PANORAMA - NEWS 05 Ağustos 2025 BLOG

Bir tarafta gaddar savaşlar kan akıtmaya, can yakmaya devam ediyor, öte yanda da muazzam ekonomik gelişimler insanlığı hop oturtuyor, hop kaldırıyor. Mevcut ekonomik sürecin savaşta başka yöntemlerle sürdürüldüğü iddia edilse de, ben bu yazıda ekonomi ile savaş arasındaki ilişkiyi irdelemeyeceğim. Yazımı daha ziyade yaşanılan teknik gelişim ile ekonominin çiftleşmesinden kaynaklanabilecek olan gelecek üzerine kurmayı arzuluyorum.

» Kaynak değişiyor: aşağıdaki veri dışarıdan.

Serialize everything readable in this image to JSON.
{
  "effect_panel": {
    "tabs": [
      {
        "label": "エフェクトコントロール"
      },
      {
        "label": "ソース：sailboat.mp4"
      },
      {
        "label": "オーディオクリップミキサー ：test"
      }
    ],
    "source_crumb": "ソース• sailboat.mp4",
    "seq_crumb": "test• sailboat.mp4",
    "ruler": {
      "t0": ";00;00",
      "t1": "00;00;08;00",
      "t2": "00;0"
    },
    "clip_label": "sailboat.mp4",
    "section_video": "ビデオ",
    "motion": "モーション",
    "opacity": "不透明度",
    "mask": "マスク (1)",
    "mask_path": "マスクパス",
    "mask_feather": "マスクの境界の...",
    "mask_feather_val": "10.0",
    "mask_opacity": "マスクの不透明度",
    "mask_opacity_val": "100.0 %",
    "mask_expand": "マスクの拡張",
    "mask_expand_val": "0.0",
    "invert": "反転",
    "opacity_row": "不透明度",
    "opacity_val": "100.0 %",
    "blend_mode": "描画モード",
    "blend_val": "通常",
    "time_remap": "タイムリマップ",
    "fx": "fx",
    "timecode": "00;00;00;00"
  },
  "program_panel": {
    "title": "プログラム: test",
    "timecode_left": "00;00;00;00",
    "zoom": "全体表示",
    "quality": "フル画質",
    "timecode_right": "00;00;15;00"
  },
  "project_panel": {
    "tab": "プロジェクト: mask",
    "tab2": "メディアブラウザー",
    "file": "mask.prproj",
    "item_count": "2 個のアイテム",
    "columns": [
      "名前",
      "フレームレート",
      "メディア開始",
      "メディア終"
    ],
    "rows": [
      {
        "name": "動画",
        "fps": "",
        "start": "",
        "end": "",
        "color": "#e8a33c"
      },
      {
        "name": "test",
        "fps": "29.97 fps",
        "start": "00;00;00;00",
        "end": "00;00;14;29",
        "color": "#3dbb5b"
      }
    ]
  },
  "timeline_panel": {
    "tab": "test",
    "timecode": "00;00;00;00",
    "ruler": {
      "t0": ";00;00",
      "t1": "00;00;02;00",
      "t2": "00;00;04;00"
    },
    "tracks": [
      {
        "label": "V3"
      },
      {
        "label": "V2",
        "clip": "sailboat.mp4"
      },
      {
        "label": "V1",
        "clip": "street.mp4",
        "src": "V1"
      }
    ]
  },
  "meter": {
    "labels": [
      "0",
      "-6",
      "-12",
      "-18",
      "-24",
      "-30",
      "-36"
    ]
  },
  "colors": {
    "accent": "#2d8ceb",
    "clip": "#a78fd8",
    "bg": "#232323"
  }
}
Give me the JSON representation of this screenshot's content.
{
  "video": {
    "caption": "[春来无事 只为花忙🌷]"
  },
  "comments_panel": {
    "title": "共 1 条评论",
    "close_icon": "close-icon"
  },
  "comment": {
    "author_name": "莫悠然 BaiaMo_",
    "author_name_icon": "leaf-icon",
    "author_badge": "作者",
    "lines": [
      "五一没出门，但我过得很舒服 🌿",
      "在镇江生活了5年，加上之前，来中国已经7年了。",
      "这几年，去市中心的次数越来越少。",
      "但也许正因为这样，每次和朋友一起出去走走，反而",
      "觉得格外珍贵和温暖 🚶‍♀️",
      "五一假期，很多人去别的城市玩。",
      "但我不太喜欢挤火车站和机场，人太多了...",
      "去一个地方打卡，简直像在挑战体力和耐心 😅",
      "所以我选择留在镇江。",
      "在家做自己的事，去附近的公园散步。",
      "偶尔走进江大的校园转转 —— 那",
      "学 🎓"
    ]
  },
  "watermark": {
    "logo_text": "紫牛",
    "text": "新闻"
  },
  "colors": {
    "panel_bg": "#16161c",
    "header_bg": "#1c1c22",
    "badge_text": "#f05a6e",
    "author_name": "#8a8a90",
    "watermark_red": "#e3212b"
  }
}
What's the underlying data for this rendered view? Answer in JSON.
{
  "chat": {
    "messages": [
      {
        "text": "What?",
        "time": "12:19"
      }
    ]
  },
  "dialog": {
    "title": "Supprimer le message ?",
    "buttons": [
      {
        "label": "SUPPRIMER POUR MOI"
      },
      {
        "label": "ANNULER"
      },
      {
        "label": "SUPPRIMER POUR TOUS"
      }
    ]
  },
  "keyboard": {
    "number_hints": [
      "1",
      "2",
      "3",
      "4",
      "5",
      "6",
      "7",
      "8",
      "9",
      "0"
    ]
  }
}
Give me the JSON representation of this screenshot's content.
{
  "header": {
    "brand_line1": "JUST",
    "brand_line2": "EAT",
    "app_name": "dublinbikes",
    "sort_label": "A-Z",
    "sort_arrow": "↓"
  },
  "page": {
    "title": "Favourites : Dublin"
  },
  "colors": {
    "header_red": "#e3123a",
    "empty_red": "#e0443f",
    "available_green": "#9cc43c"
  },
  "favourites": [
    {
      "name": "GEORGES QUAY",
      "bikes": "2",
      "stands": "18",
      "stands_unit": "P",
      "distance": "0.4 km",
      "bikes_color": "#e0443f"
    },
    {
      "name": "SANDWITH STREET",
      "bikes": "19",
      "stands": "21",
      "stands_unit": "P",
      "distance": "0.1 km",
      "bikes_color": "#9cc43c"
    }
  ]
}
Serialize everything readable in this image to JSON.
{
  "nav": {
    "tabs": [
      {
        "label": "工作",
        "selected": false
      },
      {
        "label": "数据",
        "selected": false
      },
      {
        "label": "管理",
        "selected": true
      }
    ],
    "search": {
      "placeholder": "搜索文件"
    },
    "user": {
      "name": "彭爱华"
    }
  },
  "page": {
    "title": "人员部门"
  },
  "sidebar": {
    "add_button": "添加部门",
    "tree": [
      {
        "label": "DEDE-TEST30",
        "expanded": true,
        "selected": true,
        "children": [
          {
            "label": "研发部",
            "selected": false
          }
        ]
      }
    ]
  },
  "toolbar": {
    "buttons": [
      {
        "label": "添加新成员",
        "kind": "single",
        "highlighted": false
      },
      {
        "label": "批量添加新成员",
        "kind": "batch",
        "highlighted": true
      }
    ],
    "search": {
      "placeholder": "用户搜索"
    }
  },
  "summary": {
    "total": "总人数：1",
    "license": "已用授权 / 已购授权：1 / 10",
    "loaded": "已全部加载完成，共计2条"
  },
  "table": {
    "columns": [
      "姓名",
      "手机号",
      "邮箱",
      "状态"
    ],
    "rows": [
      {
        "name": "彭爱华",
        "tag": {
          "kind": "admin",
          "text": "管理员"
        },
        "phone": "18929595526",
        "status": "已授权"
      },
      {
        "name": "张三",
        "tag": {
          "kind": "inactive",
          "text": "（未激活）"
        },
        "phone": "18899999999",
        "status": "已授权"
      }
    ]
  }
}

Marx zamanında sanayinin gelişimiyle insanlar köylerden kentlere akmaya başladı. Bu insanların emeklerinden başka satabileceği bir değer yoktu. Sanayinin yoğunlaştığı kentlerde emekçi nüfus patlamaları oldu. Bu durumdan da proletarya kavramı ortaya çıktı. İnsanlar emeklerini satıyor ve bir üretimde bulunuyorlardı. Ortaya çıkan ürün de pazarda satılıyordu. Bu süreçte ortaya çıkan artı değer de işçi ve patron tarafından paylaşılıyordu. Günümüzde hala yaşanılan bu ekonomik sürecin en kritik noktası, üretilen metanın tüketilebilmesi için emekçinin belli bir gelire sahip olması gerekliliğiydi. Üretilen metanın tüketilmemesi ise ekonominin çökmesi anlamına geliyordu. Geçmişte yaşanan bütün ekonomik krizler tam da bu sürecin kırılmasından ibaretti aslında. Halk alım gücünün elinden alınmasıyla tüketemiyor ve buna bağlı olarak üretim duruyordu. Bu arz-talep ilişkisinin sakatlanmasıyla ekonomik buhranlar oraya çıkıyordu. Demek ki kriz yaşamamak için halkın şöyle ya da böyle tüketebilecek bir gelire sahip olması gerekiyordu. Halkın tüketememesinden kaynaklanan ekonomik kriz ise pazar savaşlarına yol açıyor, insanlığa onulmaz acılar yaşatıyordu. 2. Dünya Savaşın’da 60 milyon insanın öldüğünü düşünecek olursak, günümüzün teknolojisiyle yaşanacak küresel bir savaşın hangi sonuçlara yol açabileceğini kestirmek pek zor olmaz sanırım. O halde ekonomik krizlerden, dolayısıyla savaşlardan kaçınmak için emek tüketimdeki arz-talep dengesinin korunmasını sağlamak gerekiyor.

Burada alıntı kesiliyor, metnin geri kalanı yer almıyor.